This beautiful soup with Thai flavors will quickly become one of your favourites this season! Sweet, sour, spicy, salty, minty, gingery, garlicky…the broth’s got it going on!
And honestly, who doesn’t love dumplings? Nestle these dumplings in a small bowl of broth with a few drops of chili oil and some Thai basil leaves, and they make a sensual little starter.
- ¼ cup raw cashews
- 2½ cups fresh corn kernels or frozen sweet corn
- 3 Tbsp. plant-based butter
- 1 clove garlic, peeled
- ½ cup freeze-dried corn
- ¼ cup thinly sliced green onions
- 1 Tbsp. minced fresh lemongrass
- 1 tsp. minced or thinly sliced red chili
- 2 tsp. sea salt
- Freshly ground black pepper
- 1 to 1½ packages (12 oz. each) round eggless dumpling skins, about 3½-inch diameter
- 1 Tbsp. cornstarch
- Spray oil for steaming, or cabbage leaves or bamboo leaves
- 1½ to 2 cups Coconut Corn Broth (see sidebar)
- Chili oil, for garnish
- Several small Thai basil leaves or more
- Sliced green onions, for garnish
- To make the filling, soak the cashews in water to cover at room temperature for 2 to 3 hours.
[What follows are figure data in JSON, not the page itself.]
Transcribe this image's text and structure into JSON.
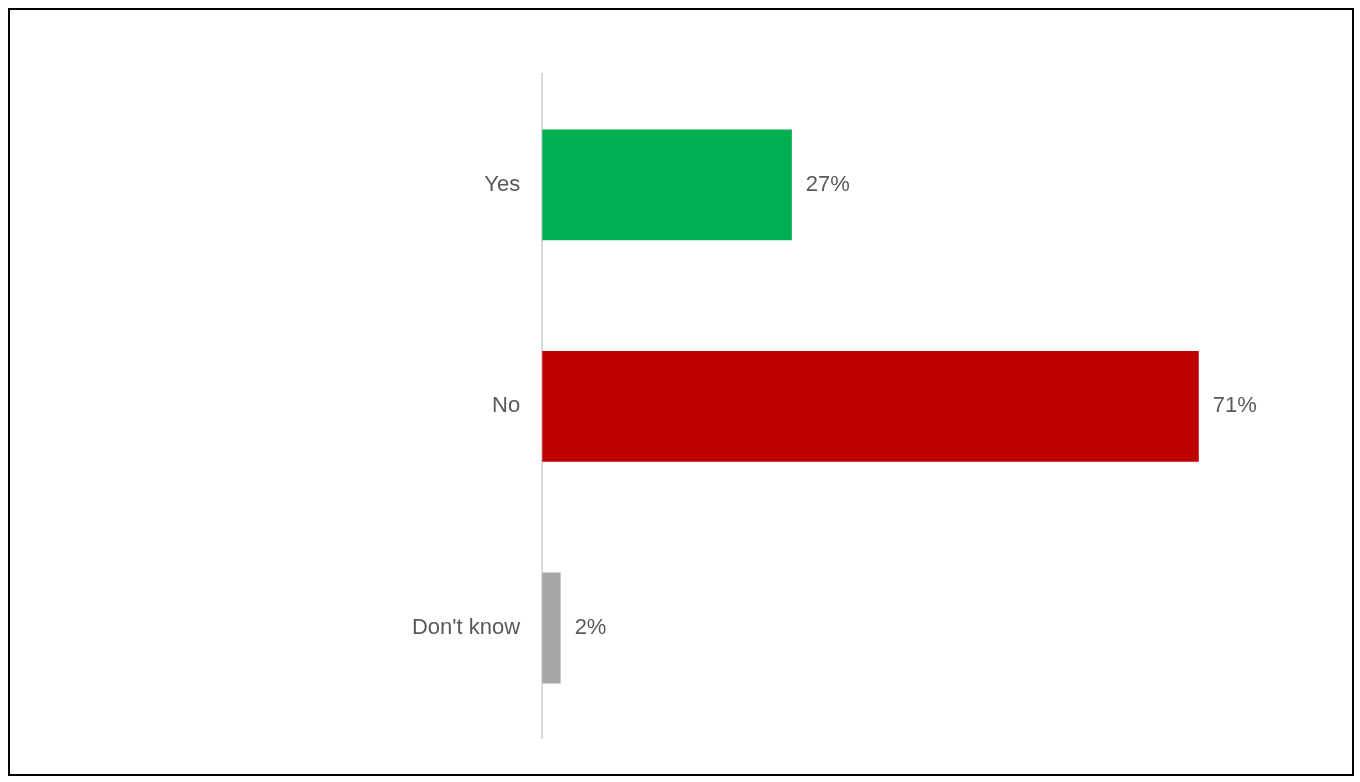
{
  "chart_data": {
    "type": "bar",
    "orientation": "horizontal",
    "categories": [
      "Yes",
      "No",
      "Don't know"
    ],
    "values": [
      27,
      71,
      2
    ],
    "colors": [
      "#00b050",
      "#c00000",
      "#a6a6a6"
    ],
    "value_labels": [
      "27%",
      "71%",
      "2%"
    ],
    "tick_labels": "y"
  }
}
Drain and rinse. You’ll add these later to the filling.
- Bring a medium pot of water to a boil. Set up a bowl of ice water. Drop the fresh or frozen corn in the boiling water and blanch for 30 seconds. Use a spider strainer to transfer the corn to the ice water. Let cool for a minute or two, then transfer 2 cups of the corn to a blender (set aside the remaining ½ cup kernels).
- Add the butter to the blender and blend until smooth, 1 to 2 minutes. Add the drained cashews and garlic and blend until smooth. The puree should be thick. Scrape it into a mixing bowl.
- Grind the freeze-dried corn in a clean spice mill or coffee grinder to a somewhat-coarse texture, similar to cornmeal. Add to the cashew cream in the mixing bowl along with the reserved corn kernels, green onions, lemongrass, chili, salt, and pepper. Mix thoroughly.
- To assemble the dumplings, set the bowl of filling, a small cup of water, your dumpling skins, and a baking sheet on a work surface. Scatter some cornstarch over the baking sheet (to help keep the dumplings from sticking to the pan).
- For each dumpling, mound about a tablespoon of filling in the center. Dip your finger in the water and moisten the entire edge of the dumpling skin. For a shumai-style fold, bring all the sides up to the top and twist gently to make a small round purse. Pinch just under the top opening of the purse to gently close it. You should have enough filling to make 30 to 40 dumplings.
- These dumplings are best steamed: Spray a steamer basket with oil or line with cabbage leaves or bamboo leaves to prevent sticking. Put the dumplings in the steamer in batches, place over simmering water, cover, and steam until the dumplings are tender, about 3 minutes.
- Gather 6 to 8 small serving bowls and place 4 or 5 dumplings in the center of each. Pour about ¼ cup broth around the dumplings in each bowl so a little broth comes up the sides of the dumplings. Anoint each bowl with a few drops of chili oil and a couple of basil leaves (or sliced green onions).
- 6 large ears corn, preferably organic and in season, shucked
- 3 quarts water
- 1 can (14 oz.) coconut milk or coconut cream
- 1 jalapeño, halved lengthwise (remove seeds for less heat)
- ¼ cup thinly sliced fresh ginger
- ¼ cup garlic cloves (8 to 12 cloves), crushed with the flat of your knife
- 10 fresh mint sprigs, stems and all
- 1 bay leaf
- 1 star anise, optional
- 1 tsp. sea salt
- ½ tsp. ground white pepper
- 1 lime, juiced
- Snap or cut ears of corn in half.
- Bring the water to a boil in a large stockpot over high heat. Add the corn and everything else except the lime juice. Cut the heat to medium, then bring the liquid to a slow simmer. Let it simmer for 10 to 15 minutes.
- Remove the corncobs and cut the kernels from the cobs. Return the naked cobs to the broth along with the lime juice. Continue simmering gently over medium heat for another 30 minutes. The liquid will reduce in volume by about one-fourth, which is fine. Shut off the heat and let everything cool down a bit in the pot. Strain the warm broth through a fine-mesh strainer into quart containers, then use immediately or refrigerate for a week or two before using.
Nutrition facts per serving: Calories 217; protein 4 g, fat 14 g, carbs 19.